His hands were on my face, trembling and shivering as he held it. As he stared at me with eyes that mirrored a soul breaking so hard, shattering so badly, that it killed me slowly on the inside, tearing me bit by bit.

"This isn't real,'' he stammered, trying so hard to deny. Begging so hard for it to be false, a mistake, a misunderstanding. But he knew it wasn't.

"It is," I mumbled as I felt his hands tightening on my face as though doing so would protect me from that death. He screamed and I felt power surge through the room, the sky, the world in its whole.

It echoed again and again and again, filled with so much grief the pain itself could kill. He was crying, mighty tears trailing down his face, soaking his shirt.

I pushed his hands and placed his arms around me as I pulled myself, knees on his lap, face hovering above his, and face in my hands, whipping gently his tears.

I was all he had left. I was his family. His past and present, but not his future. I wouldn't be there for him, wouldn't hold his hand when he would stand in front of his subject who would cheer his name. Who would cheer for my king, for the man I had wished to know my entire life.
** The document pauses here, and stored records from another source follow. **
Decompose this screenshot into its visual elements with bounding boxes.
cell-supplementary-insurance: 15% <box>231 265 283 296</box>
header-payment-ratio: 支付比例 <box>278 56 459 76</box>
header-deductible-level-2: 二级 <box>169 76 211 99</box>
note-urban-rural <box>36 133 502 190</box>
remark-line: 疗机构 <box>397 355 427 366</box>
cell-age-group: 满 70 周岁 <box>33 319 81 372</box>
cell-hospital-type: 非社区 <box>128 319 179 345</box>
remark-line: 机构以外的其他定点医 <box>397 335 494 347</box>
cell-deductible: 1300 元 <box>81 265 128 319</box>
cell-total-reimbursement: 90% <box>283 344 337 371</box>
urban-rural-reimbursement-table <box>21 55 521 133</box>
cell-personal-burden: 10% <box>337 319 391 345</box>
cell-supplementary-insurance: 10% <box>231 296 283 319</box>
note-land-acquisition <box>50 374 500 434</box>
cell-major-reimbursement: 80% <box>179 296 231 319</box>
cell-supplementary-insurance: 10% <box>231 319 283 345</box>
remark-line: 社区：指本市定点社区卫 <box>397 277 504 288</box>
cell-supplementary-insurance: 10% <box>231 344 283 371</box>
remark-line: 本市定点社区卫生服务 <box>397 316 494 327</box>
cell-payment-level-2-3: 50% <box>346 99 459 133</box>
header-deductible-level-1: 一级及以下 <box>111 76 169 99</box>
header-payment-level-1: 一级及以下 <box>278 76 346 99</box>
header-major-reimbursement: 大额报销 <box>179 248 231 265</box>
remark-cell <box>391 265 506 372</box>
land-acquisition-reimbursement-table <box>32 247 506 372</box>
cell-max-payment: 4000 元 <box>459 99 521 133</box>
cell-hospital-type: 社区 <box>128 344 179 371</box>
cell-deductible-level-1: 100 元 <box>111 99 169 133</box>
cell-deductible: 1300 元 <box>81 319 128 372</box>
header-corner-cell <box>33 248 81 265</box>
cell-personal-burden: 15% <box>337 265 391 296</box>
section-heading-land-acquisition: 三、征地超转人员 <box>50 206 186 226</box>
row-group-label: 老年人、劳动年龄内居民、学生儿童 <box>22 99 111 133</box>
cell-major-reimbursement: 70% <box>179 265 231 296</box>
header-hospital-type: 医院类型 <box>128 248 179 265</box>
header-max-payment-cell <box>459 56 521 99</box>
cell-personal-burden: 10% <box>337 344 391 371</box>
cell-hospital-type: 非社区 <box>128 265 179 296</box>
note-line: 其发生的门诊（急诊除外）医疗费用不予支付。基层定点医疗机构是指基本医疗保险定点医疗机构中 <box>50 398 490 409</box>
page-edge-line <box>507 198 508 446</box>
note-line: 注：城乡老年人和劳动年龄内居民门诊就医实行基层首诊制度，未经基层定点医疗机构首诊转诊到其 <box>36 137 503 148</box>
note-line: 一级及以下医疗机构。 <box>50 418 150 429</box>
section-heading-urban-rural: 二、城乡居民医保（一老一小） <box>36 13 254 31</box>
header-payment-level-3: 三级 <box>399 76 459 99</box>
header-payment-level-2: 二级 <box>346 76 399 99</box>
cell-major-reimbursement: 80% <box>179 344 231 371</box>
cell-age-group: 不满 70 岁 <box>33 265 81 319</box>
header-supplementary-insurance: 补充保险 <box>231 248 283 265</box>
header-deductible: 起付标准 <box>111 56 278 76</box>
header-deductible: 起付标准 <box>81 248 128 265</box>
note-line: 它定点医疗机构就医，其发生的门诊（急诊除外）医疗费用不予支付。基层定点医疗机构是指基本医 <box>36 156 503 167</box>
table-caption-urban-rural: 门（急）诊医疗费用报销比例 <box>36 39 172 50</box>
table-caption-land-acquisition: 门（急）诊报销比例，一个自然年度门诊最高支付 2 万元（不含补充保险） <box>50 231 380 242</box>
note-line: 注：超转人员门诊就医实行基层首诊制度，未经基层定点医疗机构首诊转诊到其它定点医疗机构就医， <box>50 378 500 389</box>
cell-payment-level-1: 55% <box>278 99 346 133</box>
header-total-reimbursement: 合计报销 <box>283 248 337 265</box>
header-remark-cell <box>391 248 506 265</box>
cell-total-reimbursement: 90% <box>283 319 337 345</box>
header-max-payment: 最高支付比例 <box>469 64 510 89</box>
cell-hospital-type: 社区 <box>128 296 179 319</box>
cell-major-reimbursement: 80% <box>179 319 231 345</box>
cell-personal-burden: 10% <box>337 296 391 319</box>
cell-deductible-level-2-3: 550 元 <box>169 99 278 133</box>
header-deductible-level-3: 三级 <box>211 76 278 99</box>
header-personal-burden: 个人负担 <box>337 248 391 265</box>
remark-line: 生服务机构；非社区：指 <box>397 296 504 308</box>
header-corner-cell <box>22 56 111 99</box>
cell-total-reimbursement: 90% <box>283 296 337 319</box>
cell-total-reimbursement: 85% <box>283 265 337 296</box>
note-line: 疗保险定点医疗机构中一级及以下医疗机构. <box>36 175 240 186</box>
And even as it had been so little—mere days and weeks—since we reunited, I loved him terribly. It was irrational, but there was something in me, a part of my soul that clicked in place when he first opened those eyes and pulled me in his arms as I cried on his newly awakened body. Maybe it was the love he had in his soul, irrational as mine was, and maybe it was the undoing of the Five, to allow us to feel this way. To compensate for the lost years.

And I wished this love didn't exist just to ease the pain. Wished that I was nothing more than a silhouette in his life even if it meant killing each day together a bit more just to relieve his heart.

He had lost a wife and wasn't even given time to grief her. Now, he was about to lose a daughter, too.

I lowered my hand as I removed his crown with a bit of magic, pressing my lips to the top of his head as he buried it in my neck, inches above my still beating heart.

The violence of his shaking didn't ease.

''I love you," I breathed, mouth still pressed to his hair, taking in his scent. "Forever. I will love you forever, even when I am nothing more than dust and cinders. Even when you can't see me, I’ll always love you.''

All of them, I would hold them in my heart, whisper their names as I die, and would carry them with me even after the end.

He didn't reply. The sky outside turned chaotic, winds howling, the sound of trees trashing echoing so hard it didn't feel like we were so high in the sky.